Iranian climber Elnaz Rekabi competes without a hijab, in the Cypriot capital Nicosia on October 18, 2022. (Photo by AFP) (Photo by -/AFP via Getty Images) (Getty Images)

Iranian competitive climber Elnaz Rekabi was placed on house arrest in Iran Friday after she competed without wearing a hijab in South Korea.

Rekabi returned to Tehran this week from the International Federation of Sport Climbing’s Asia Championship in South Korea where she refused to done a hijab which is required of female athletes by the Islamic Republic.

She was met with cheers from admirers who greeted her at the airport.

The 33-year-old’s phone was confiscated after arriving in her hometown of Zanjan in northwest Iran, Persian news outlet Iran International reported Friday.

Though refusing to wear a hijab violates Tehran’s dress requirements for female athletes, president of Iran’s national Olympic committee, Khosravi Vafa, said Rekabi would not be penalized.

Vafa said the athlete’s actions were "unintentional" despite coinciding with nationwide protests over the death of 22-year-old Mahsa Amini who was beaten and killed for wearing her hijab too loosely.  

"It’s a small issue. I’m surprised that it is being talked about so much," Vafa said. "In our view, it was not a big issue."

Upon returning to Iran Reakabi was said to have been hosted as "a guest at Iran’s Olympic committee hotel for one day, along with her family," according to Vafa.

But it remains unclear whether Rekabi had a choice in staying at the hotel and images later surfaced showing her donning the same black baseball cap and hoodie that she wore after her flight during a meeting hours later.

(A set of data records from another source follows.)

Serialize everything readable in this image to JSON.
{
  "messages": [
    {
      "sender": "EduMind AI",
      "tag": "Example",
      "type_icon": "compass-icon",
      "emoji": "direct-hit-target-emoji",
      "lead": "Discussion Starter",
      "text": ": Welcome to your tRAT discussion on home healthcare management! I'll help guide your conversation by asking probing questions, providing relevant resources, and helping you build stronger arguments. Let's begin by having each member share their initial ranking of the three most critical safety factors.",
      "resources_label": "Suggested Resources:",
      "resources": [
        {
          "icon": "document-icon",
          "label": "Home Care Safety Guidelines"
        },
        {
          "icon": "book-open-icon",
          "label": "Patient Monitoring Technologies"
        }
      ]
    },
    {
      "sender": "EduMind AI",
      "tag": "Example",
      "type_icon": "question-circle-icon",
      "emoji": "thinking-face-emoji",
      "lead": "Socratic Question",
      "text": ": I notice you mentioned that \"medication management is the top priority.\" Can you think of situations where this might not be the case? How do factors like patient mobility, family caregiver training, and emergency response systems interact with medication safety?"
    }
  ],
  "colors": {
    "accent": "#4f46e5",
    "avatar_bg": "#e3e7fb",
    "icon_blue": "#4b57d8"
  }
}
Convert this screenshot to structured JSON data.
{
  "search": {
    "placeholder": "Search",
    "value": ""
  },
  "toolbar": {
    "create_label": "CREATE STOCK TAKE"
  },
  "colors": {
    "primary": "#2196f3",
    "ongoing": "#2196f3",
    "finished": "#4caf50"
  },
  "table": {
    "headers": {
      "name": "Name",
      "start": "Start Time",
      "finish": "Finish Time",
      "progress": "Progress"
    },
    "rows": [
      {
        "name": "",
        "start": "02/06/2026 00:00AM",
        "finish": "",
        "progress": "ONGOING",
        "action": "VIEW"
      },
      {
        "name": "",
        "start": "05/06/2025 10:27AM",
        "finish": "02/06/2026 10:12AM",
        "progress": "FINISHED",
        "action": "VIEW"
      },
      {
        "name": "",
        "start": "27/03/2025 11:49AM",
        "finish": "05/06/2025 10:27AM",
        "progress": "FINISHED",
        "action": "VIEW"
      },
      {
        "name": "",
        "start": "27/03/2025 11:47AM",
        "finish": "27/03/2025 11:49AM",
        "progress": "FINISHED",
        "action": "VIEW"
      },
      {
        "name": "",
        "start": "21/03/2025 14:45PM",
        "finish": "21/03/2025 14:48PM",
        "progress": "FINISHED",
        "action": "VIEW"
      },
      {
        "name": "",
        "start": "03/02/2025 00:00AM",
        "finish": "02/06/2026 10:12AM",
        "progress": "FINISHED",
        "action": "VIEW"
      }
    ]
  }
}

Iranian news outlets also reported Thursday that her brother had been arrested by the Iranian Revolutionary Guard following a complaint that had been issued by Vafa as the head of the Iranian Olympic Committee.

Lisa Daftari the editor-in-chief of the Foreign Desk told Fox News Digital that: "The Islamic Republic is set on making an example out of this act of courage. They want the rest of the Iranian population to know the serious punishments for protesting or disrespecting the tenants of their theocracy. For the last five weeks, brave Iranian women and men have displayed acts of courage to demonstrate their disenchantment with this government," she said.

Daftari continued: "This young woman used her platform as a well-known athlete on the global stage to be a representative of Iranian women fighting for their freedom. And now, we still don’t know what her or her brother’s fate will be."

Rebaki supporters remain concerned over the athlete's welfare.

Tehran continues to face nationwide protests and opposition at home relating to its human rights abuses with a particular focus on its strict restrictions on women’s rights. 

Andrew Mark Miller contributed to this report.